There could be nothing more tragic than having your life savings dissipate and your family being left unprotected. A carefully conceived plan with precision can be one of the most important gift you give to your family, your loved ones and your own self. Having an estate plan will provide you a piece of mind and give your family a clear direction to your wishes. So, it is imperative that you formalize a plan for your estate and make sure that the right parties are inheriting your assets.
Notwithstanding the size of your estate, having an estate plan is a necessity. Let me introduce you to smart tips that will be helpful in the whole process, even if you already have a plan in place.
Create a Will
The very first step in this direction is to prepare a will. It will be difficult to formulate a plan without drafting a will or a trust. For this part you would need to catalog your assets and having an estate litigation attorney will surely be handy in this case. It would help you in avoiding any additional costs or delays that may come upon, if you die without a will. If you fail to draw a will, all your fictional and nonfictional assets will be determined by the law that governs your domicile. So, make it your priority and have it drafted.
Choose an Executor and Power of Attorney
An Executor will be basically responsible for ensuring that all the administration of your estate is done in a suitable and timely manner. A power attorney will allow you to choose an individual who will act on your behalf, while you are still alive. This also applicable if you lose your mental capacity in future.
Minimization of Taxes
You may even be able to minimize estate and income taxes which you have anticipated that your beneficiaries will owe. A great way of doing this is by leaving your taxable assets to the charities, if they come into your list of beneficiaries. And the tax-free assets, after tax savings and life insurances among others can be left for your other beneficiaries. Another way of reducing your taxable estate is gifting amounts to your beneficiaries as gift is non-taxable, while you are alive.
Select a Super Fund
You also have to make sure that you choose a super fund that can make anti-detriment payments which would give your dependents a huge death benefit, when your super is paid lump sum. This super fund should also be able to pay pensions. For your beneficiaries, death benefits paid as a pension could be a tax-effective option.
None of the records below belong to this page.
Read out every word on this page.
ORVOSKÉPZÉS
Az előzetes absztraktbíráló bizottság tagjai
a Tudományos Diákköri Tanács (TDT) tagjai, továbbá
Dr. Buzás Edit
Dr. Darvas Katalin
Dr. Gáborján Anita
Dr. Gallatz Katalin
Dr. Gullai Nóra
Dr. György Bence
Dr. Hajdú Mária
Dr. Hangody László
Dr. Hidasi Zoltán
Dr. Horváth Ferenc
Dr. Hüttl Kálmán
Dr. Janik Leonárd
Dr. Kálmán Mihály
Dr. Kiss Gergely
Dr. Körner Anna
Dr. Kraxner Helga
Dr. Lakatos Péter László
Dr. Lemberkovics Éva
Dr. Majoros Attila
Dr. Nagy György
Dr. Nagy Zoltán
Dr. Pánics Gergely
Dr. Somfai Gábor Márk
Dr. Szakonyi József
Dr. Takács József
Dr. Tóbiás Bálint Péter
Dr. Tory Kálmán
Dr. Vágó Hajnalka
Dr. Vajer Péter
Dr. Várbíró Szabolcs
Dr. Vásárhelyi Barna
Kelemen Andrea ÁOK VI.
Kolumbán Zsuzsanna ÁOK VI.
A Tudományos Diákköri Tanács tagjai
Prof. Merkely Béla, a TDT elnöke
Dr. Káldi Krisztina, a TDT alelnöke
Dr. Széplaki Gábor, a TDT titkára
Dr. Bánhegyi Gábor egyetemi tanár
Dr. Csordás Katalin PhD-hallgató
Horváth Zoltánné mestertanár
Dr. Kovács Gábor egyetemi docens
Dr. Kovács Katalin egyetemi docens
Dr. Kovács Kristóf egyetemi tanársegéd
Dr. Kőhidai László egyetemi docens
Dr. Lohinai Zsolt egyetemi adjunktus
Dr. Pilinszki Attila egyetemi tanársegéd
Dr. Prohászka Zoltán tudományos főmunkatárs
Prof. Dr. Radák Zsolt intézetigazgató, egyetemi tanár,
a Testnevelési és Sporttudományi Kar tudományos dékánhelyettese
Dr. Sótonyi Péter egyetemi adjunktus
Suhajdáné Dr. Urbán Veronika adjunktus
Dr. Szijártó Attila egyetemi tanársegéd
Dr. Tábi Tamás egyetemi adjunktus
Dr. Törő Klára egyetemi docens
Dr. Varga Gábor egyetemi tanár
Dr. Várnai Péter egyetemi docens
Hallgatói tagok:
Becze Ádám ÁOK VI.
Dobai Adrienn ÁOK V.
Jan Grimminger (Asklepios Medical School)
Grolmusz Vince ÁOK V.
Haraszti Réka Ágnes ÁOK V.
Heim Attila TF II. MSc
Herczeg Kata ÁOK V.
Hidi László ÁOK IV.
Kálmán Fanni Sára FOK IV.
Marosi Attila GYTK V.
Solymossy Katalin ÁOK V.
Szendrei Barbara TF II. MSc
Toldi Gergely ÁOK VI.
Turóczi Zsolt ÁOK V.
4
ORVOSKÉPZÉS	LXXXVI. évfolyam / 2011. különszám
Estate planning is not a simple task but a complex gamut of several rules, regulations and laws. These laws are also not static rather keeps on changing on a frequent basis. To have a smooth sailing, hire an estate litigation attorney who will provide you with all the necessary information and help you at every step of the whole process.
Although each Estate Plan is unique, these tips for an estate will be able to help you out in developing a customized estate plan that will protect your family, bring a piece of mind, and safeguard your assets.